Larson secures the fifteenth driver’s championship for Hendrick and second straight. He is the sixteenth driver to win double-digit races in NASCAR’s modern era (beginning 1972) and the first to do so since Jimmie Johnson, formerly a Hendrick driver, in his 2007 title-winning season. It is also his first championship in a NASCAR-sanctioned series since he won the now-ARCA Menards Series East in 2012, while he became the first person to claim a Cup title in his début season with a new team since Darrell Waltrip won in 1981 with Junior Johnson.

Elsewhere in the field, various drivers concluded their tenures with their teams. Brad Keselowski finished tenth in his final start for Penske before moving to Roush Fenway Racing‘s #6; Ryan Newman, whom Keselowski will replace, was twenty-third. Chastain and Kurt Busch respectively finished fourteenth and sixteenth to conclude Ganassi’s run in NASCAR (perhaps fittingly, Larson was a former Ganassi driver), while Houff’s retirement ends StarCom’s existence with a thirty-seventh-place classification.

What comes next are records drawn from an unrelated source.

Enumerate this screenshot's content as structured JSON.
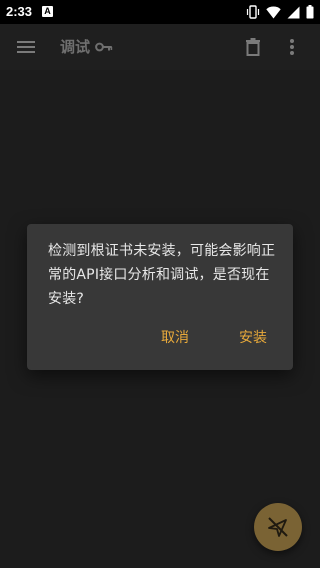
{
  "status_bar": {
    "time": "2:33",
    "notification_icon": "a-icon"
  },
  "app_bar": {
    "title": "调试",
    "title_icon": "key-icon",
    "left_icon": "menu-icon",
    "actions": [
      "delete-icon",
      "more-vert-icon"
    ]
  },
  "dialog": {
    "message": "检测到根证书未安装，可能会影响正常的API接口分析和调试，是否现在安装?",
    "cancel_label": "取消",
    "install_label": "安装"
  },
  "fab": {
    "icon": "send-off-icon"
  },
  "colors": {
    "accent": "#e8a93a",
    "dialog_bg": "#383838",
    "background": "#1c1c1c",
    "fab_bg": "#7a6334"
  }
}
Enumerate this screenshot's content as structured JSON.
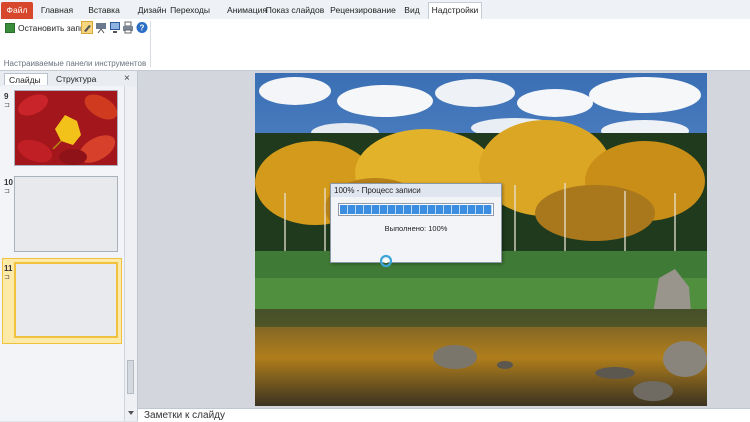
{
  "ribbon": {
    "tabs": [
      {
        "label": "Файл"
      },
      {
        "label": "Главная"
      },
      {
        "label": "Вставка"
      },
      {
        "label": "Дизайн"
      },
      {
        "label": "Переходы"
      },
      {
        "label": "Анимация"
      },
      {
        "label": "Показ слайдов"
      },
      {
        "label": "Рецензирование"
      },
      {
        "label": "Вид"
      },
      {
        "label": "Надстройки"
      }
    ],
    "active_tab": "Надстройки",
    "stop_record_label": "Остановить запись",
    "group_label": "Настраиваемые панели инструментов",
    "toolbar_icons": [
      "pen-icon",
      "projector-icon",
      "monitor-icon",
      "printer-icon",
      "help-icon"
    ]
  },
  "left_panel": {
    "tabs": [
      {
        "label": "Слайды"
      },
      {
        "label": "Структура"
      }
    ],
    "close_glyph": "×",
    "slides": [
      {
        "number": "9",
        "icon": "⊐"
      },
      {
        "number": "10",
        "icon": "⊐"
      },
      {
        "number": "11",
        "icon": "⊐"
      }
    ],
    "selected_slide": "11"
  },
  "dialog": {
    "title": "100% - Процесс записи",
    "progress": 1.0,
    "status": "Выполнено: 100%"
  },
  "notes": {
    "placeholder": "Заметки к слайду"
  },
  "colors": {
    "file_tab": "#d6472b",
    "selected_thumb_border": "#f0c23d",
    "progress_fill": "#3a8ddf"
  }
}
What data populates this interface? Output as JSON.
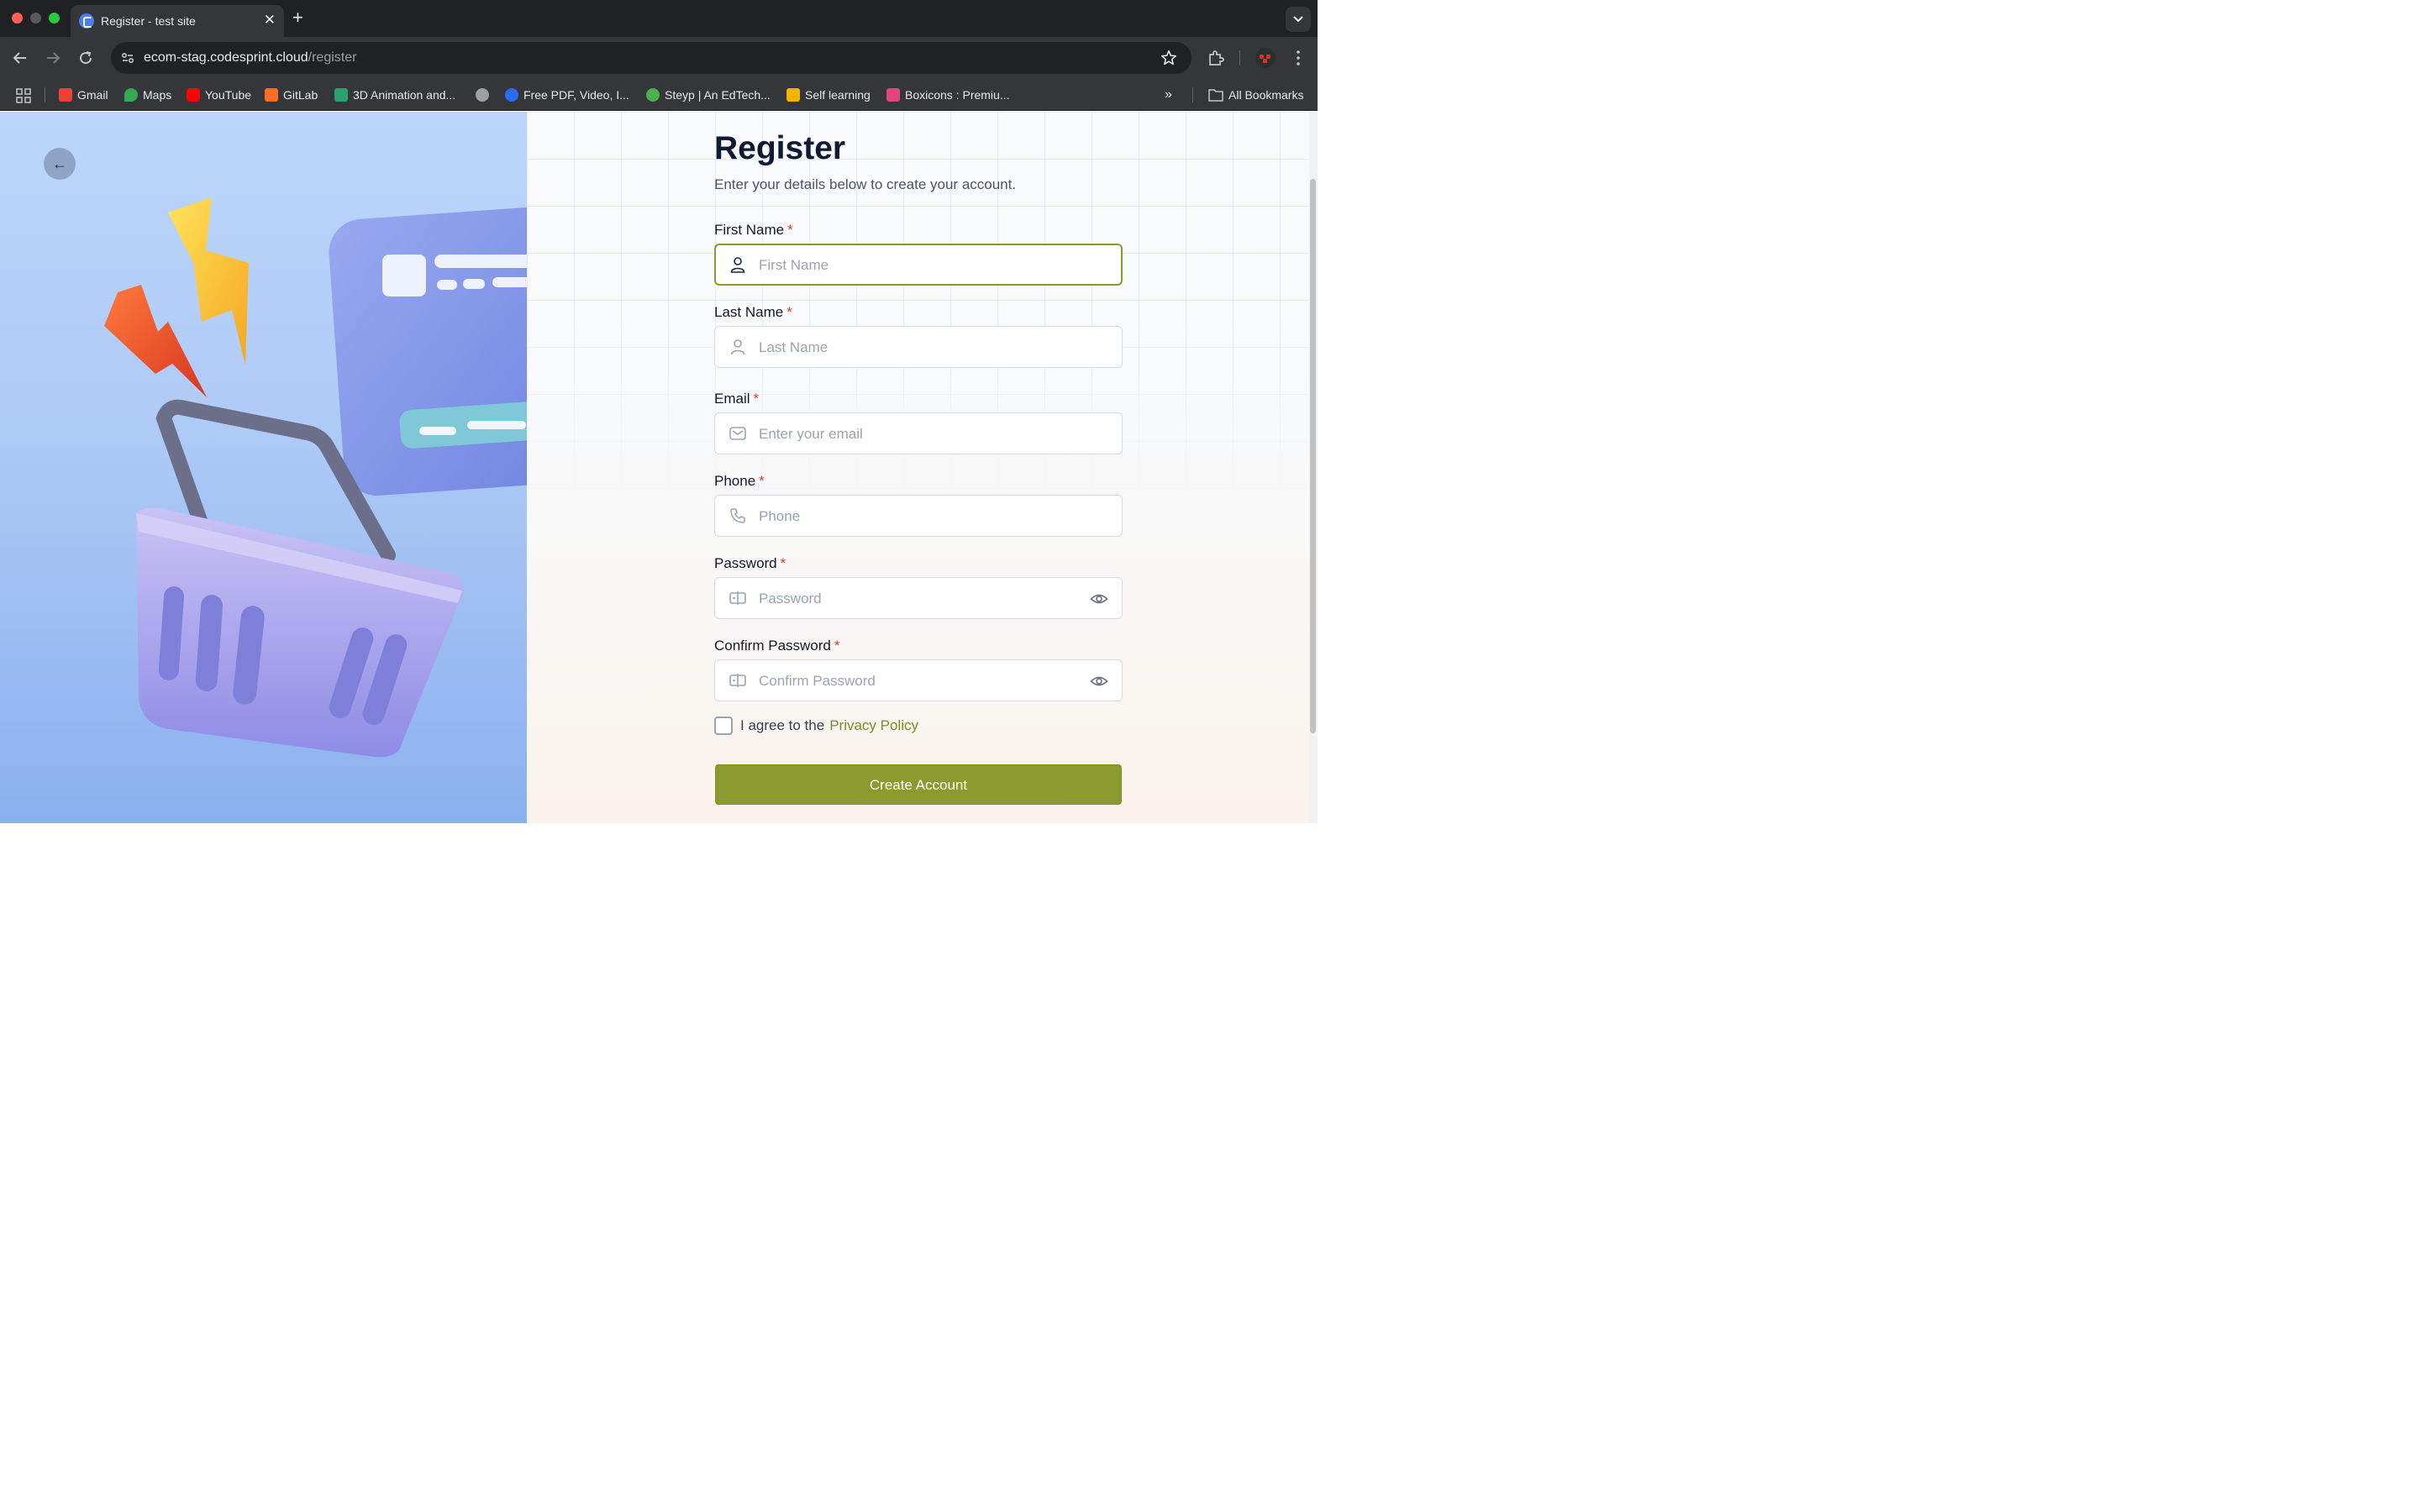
{
  "browser": {
    "tab_title": "Register - test site",
    "url_host": "ecom-stag.codesprint.cloud",
    "url_path": "/register",
    "bookmarks": [
      {
        "label": "Gmail",
        "icon": "gmail-icon",
        "color": "#ea4335"
      },
      {
        "label": "Maps",
        "icon": "maps-icon",
        "color": "#34a853"
      },
      {
        "label": "YouTube",
        "icon": "youtube-icon",
        "color": "#ff0000"
      },
      {
        "label": "GitLab",
        "icon": "gitlab-icon",
        "color": "#fc6d26"
      },
      {
        "label": "3D Animation and...",
        "icon": "animation-icon",
        "color": "#2aa36a"
      },
      {
        "label": "",
        "icon": "globe-icon",
        "color": "#9aa0a6"
      },
      {
        "label": "Free PDF, Video, I...",
        "icon": "pdf-tool-icon",
        "color": "#2b6cf6"
      },
      {
        "label": "Steyp | An EdTech...",
        "icon": "steyp-icon",
        "color": "#4caf50"
      },
      {
        "label": "Self learning",
        "icon": "self-learning-icon",
        "color": "#f4b400"
      },
      {
        "label": "Boxicons : Premiu...",
        "icon": "boxicons-icon",
        "color": "#e0457b"
      }
    ],
    "all_bookmarks": "All Bookmarks"
  },
  "page": {
    "title": "Register",
    "subtitle": "Enter your details below to create your account.",
    "fields": {
      "first_name": {
        "label": "First Name",
        "placeholder": "First Name"
      },
      "last_name": {
        "label": "Last Name",
        "placeholder": "Last Name"
      },
      "email": {
        "label": "Email",
        "placeholder": "Enter your email"
      },
      "phone": {
        "label": "Phone",
        "placeholder": "Phone"
      },
      "password": {
        "label": "Password",
        "placeholder": "Password"
      },
      "confirm_password": {
        "label": "Confirm Password",
        "placeholder": "Confirm Password"
      }
    },
    "required_mark": "*",
    "agree_text": "I agree to the",
    "privacy_link": "Privacy Policy",
    "submit_label": "Create Account",
    "colors": {
      "accent": "#8a9a2e",
      "required": "#e0342b"
    }
  }
}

Matt DiBenedetto was twelfth in his last start for Wood Brothers Racing and Justin Haley, set to compete full-time in the Cup Series for Kaulig Racing in 2022, ends his Spire Motorsports employment in twenty-sixth. For every team, it was the final race for the sixth-generation Cup car before the Next Gen car arrives in 2022, ending a nine-year run.